Tony miró agradecido a su cuñado. Sabía que aunque Ted dijera que le prestaba el dinero, nunca permitiría que se lo devolviera.
—Sé que tienes razón, Ted —admitió—. No voy a subir a mi familia a ese cacharro nunca más. Incluso antes de que se estropeara, ya estaba pensando en un coche que sería perfecto para nosotros y que no puede ser muy caro. Es un Cadillac que tiene diez años. Era de una señora mayor para la que trabajé hace un par de semanas. Fue un trayecto bastante largo.
Ya sabes que entiendo de coches. Ese está perfecto. Seguramente consume más gasolina que uno nuevo, pero apuesto a que lo puedo conseguir a precio de coste, que no puede ser mucho.

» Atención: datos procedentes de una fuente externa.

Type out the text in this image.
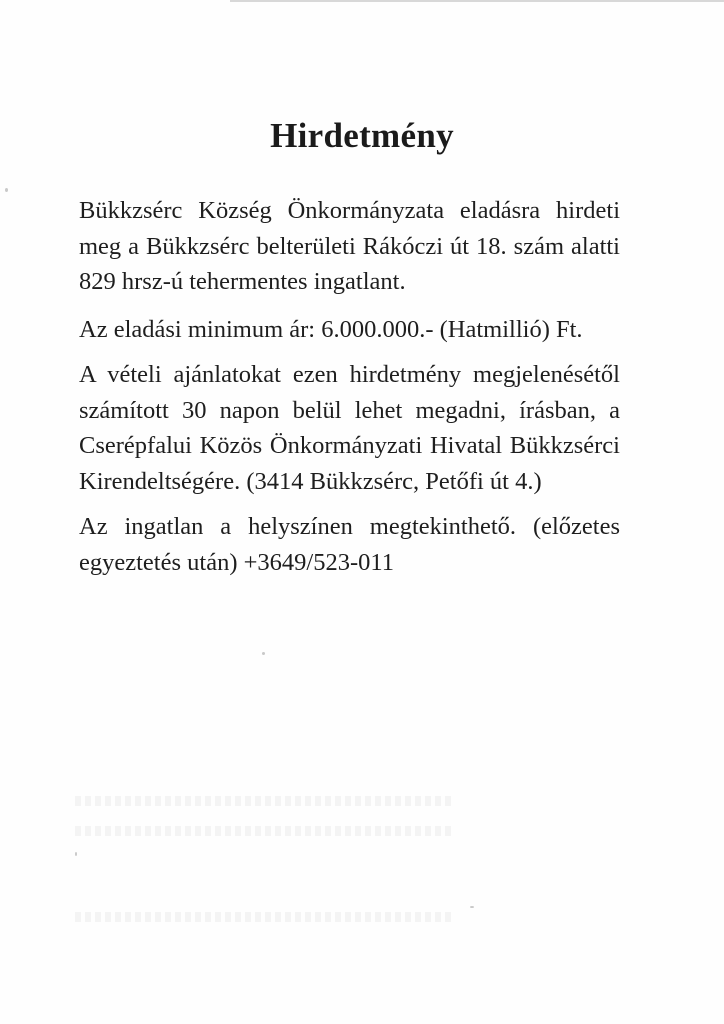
Hirdetmény

Bükkzsérc Község Önkormányzata eladásra hirdeti meg a Bükkzsérc belterületi Rákóczi út 18. szám alatti 829 hrsz-ú tehermentes ingatlant.

Az eladási minimum ár: 6.000.000.- (Hatmillió) Ft.

A vételi ajánlatokat ezen hirdetmény megjelenésétől számított 30 napon belül lehet megadni, írásban, a Cserépfalui Közös Önkormányzati Hivatal Bükkzsérci Kirendeltségére. (3414 Bükkzsérc, Petőfi út 4.)

Az ingatlan a helyszínen megtekinthető. (előzetes egyeztetés után) +3649/523-011
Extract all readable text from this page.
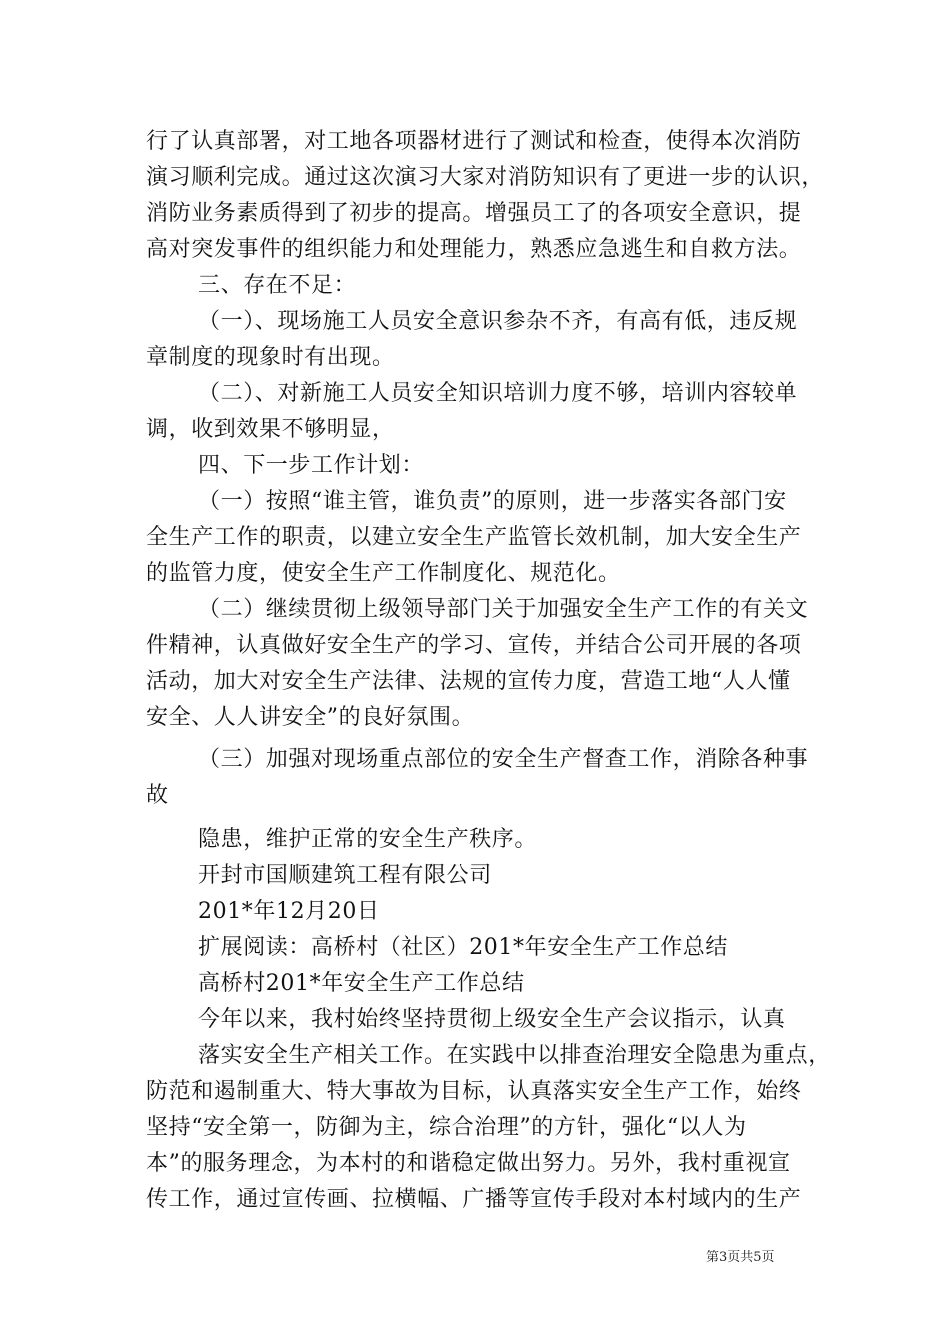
行了认真部署，对工地各项器材进行了测试和检查，使得本次消防
演习顺利完成。通过这次演习大家对消防知识有了更进一步的认识，
消防业务素质得到了初步的提高。增强员工了的各项安全意识，提
高对突发事件的组织能力和处理能力，熟悉应急逃生和自救方法。
三、存在不足：
（一）、现场施工人员安全意识参杂不齐，有高有低，违反规
章制度的现象时有出现。
（二）、对新施工人员安全知识培训力度不够，培训内容较单
调，收到效果不够明显，
四、下一步工作计划：
（一）按照“谁主管，谁负责”的原则，进一步落实各部门安
全生产工作的职责，以建立安全生产监管长效机制，加大安全生产
的监管力度，使安全生产工作制度化、规范化。
（二）继续贯彻上级领导部门关于加强安全生产工作的有关文
件精神，认真做好安全生产的学习、宣传，并结合公司开展的各项
活动，加大对安全生产法律、法规的宣传力度，营造工地“人人懂
安全、人人讲安全”的良好氛围。
（三）加强对现场重点部位的安全生产督查工作，消除各种事
故
隐患，维护正常的安全生产秩序。
开封市国顺建筑工程有限公司
201*年12月20日
扩展阅读：高桥村（社区）201*年安全生产工作总结
高桥村201*年安全生产工作总结
今年以来，我村始终坚持贯彻上级安全生产会议指示，认真
落实安全生产相关工作。在实践中以排查治理安全隐患为重点，
防范和遏制重大、特大事故为目标，认真落实安全生产工作，始终
坚持“安全第一，防御为主，综合治理”的方针，强化“以人为
本”的服务理念，为本村的和谐稳定做出努力。另外，我村重视宣
传工作，通过宣传画、拉横幅、广播等宣传手段对本村域内的生产
第3页共5页
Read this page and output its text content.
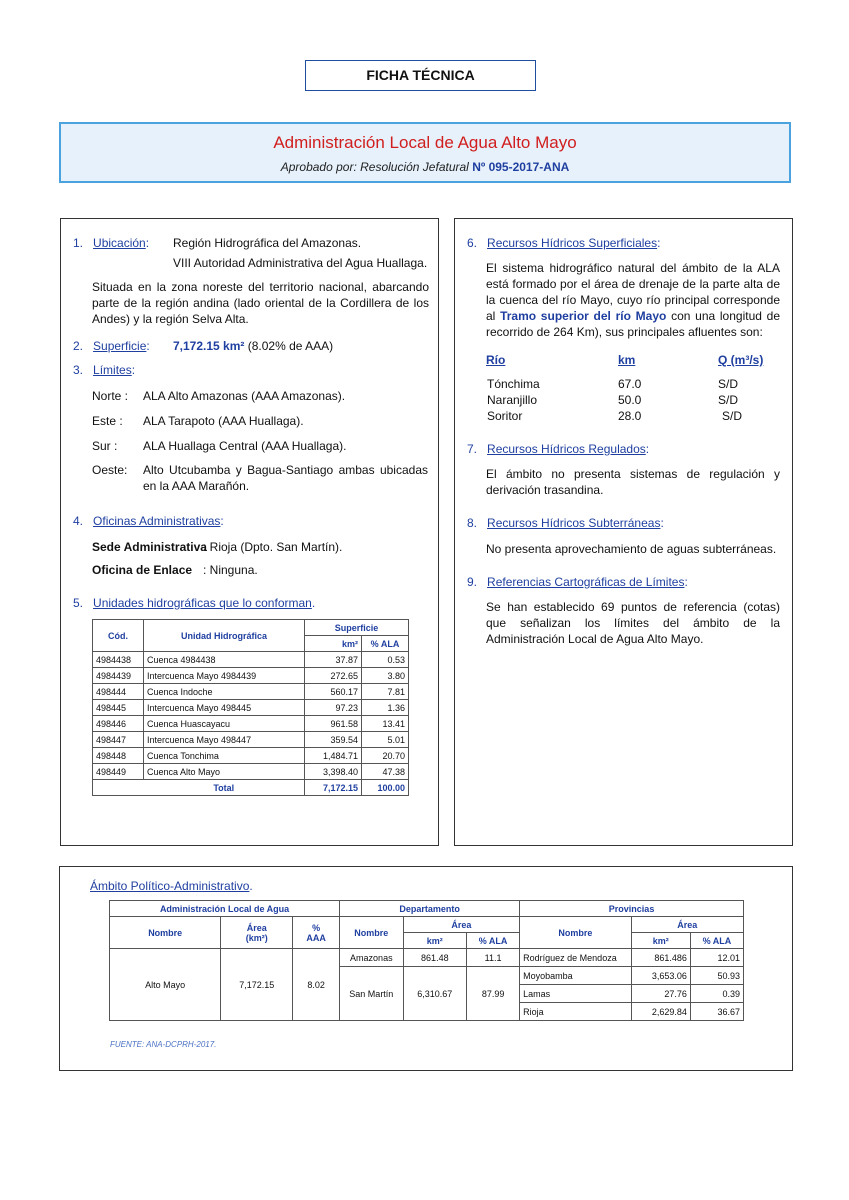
FICHA TÉCNICA
Administración Local de Agua Alto Mayo
Aprobado por: Resolución Jefatural Nº 095-2017-ANA
1. Ubicación: Región Hidrográfica del Amazonas.
VIII Autoridad Administrativa del Agua Huallaga.
Situada en la zona noreste del territorio nacional, abarcando parte de la región andina (lado oriental de la Cordillera de los Andes) y la región Selva Alta.
2. Superficie: 7,172.15 km² (8.02% de AAA)
3. Límites:
Norte : ALA Alto Amazonas (AAA Amazonas).
Este : ALA Tarapoto (AAA Huallaga).
Sur : ALA Huallaga Central (AAA Huallaga).
Oeste: Alto Utcubamba y Bagua-Santiago ambas ubicadas en la AAA Marañón.
4. Oficinas Administrativas:
Sede Administrativa
: Rioja (Dpto. San Martín).
Oficina de Enlace : Ninguna.
5. Unidades hidrográficas que lo conforman.
Cód.	Unidad Hidrográfica	Superficie	
		km²	% ALA
4984438	Cuenca 4984438	37.87	0.53
4984439	Intercuenca Mayo 4984439	272.65	3.80
498444	Cuenca Indoche	560.17	7.81
498445	Intercuenca Mayo 498445	97.23	1.36
498446	Cuenca Huascayacu	961.58	13.41
498447	Intercuenca Mayo 498447	359.54	5.01
498448	Cuenca Tonchima	1,484.71	20.70
498449	Cuenca Alto Mayo	3,398.40	47.38
	Total	7,172.15	100.00
6. Recursos Hídricos Superficiales:
El sistema hidrográfico natural del ámbito de la ALA está formado por el área de drenaje de la parte alta de la cuenca del río Mayo, cuyo río principal corresponde al Tramo superior del río Mayo con una longitud de recorrido de 264 Km), sus principales afluentes son:
Río	km	Q (m³/s)
Tónchima	67.0	S/D
Naranjillo	50.0	S/D
Soritor	28.0	S/D
7. Recursos Hídricos Regulados:
El ámbito no presenta sistemas de regulación y derivación trasandina.
8. Recursos Hídricos Subterráneas:
No presenta aprovechamiento de aguas subterráneas.
9. Referencias Cartográficas de Límites:
Se han establecido 69 puntos de referencia (cotas) que señalizan los límites del ámbito de la Administración Local de Agua Alto Mayo.
Ámbito Político-Administrativo.
Administración Local de Agua			Departamento			Provincias		
Nombre	Área
(km²)	%
AAA	Nombre	Área		Nombre	Área	
				km²	% ALA		km²	% ALA
Alto Mayo	7,172.15	8.02	Amazonas	861.48	11.1	Rodríguez de Mendoza	861.486	12.01
			San Martín	6,310.67	87.99	Moyobamba	3,653.06	50.93
						Lamas	27.76	0.39
						Rioja	2,629.84	36.67
FUENTE: ANA-DCPRH-2017.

—¿Te refieres a esa señora de la que estuvimos hablando al venir, Tony? —Preguntó Rosalie—. ¿La del funeral que se celebra hoy?
—Sí, la señora Morrow. Era su coche y probablemente lo pondrán en venta.
—Compruébalo, Tony —dijo Ted—. No pierdas tiempo.
No hay mucho mercado para un Cadillac de diez años. Es fácil que lo consigas.
—Me acercaré al edificio donde ella vivía. Puede que alguien me diga con quién he de hablar para eso —prometió Tony—. Yo apreciaba realmente a la señora Morrow y tengo la sensación de que ella me apreciaba a mí.
Y tengo la absurda corazonada de que ella querría que yo tuviera su coche, pensó.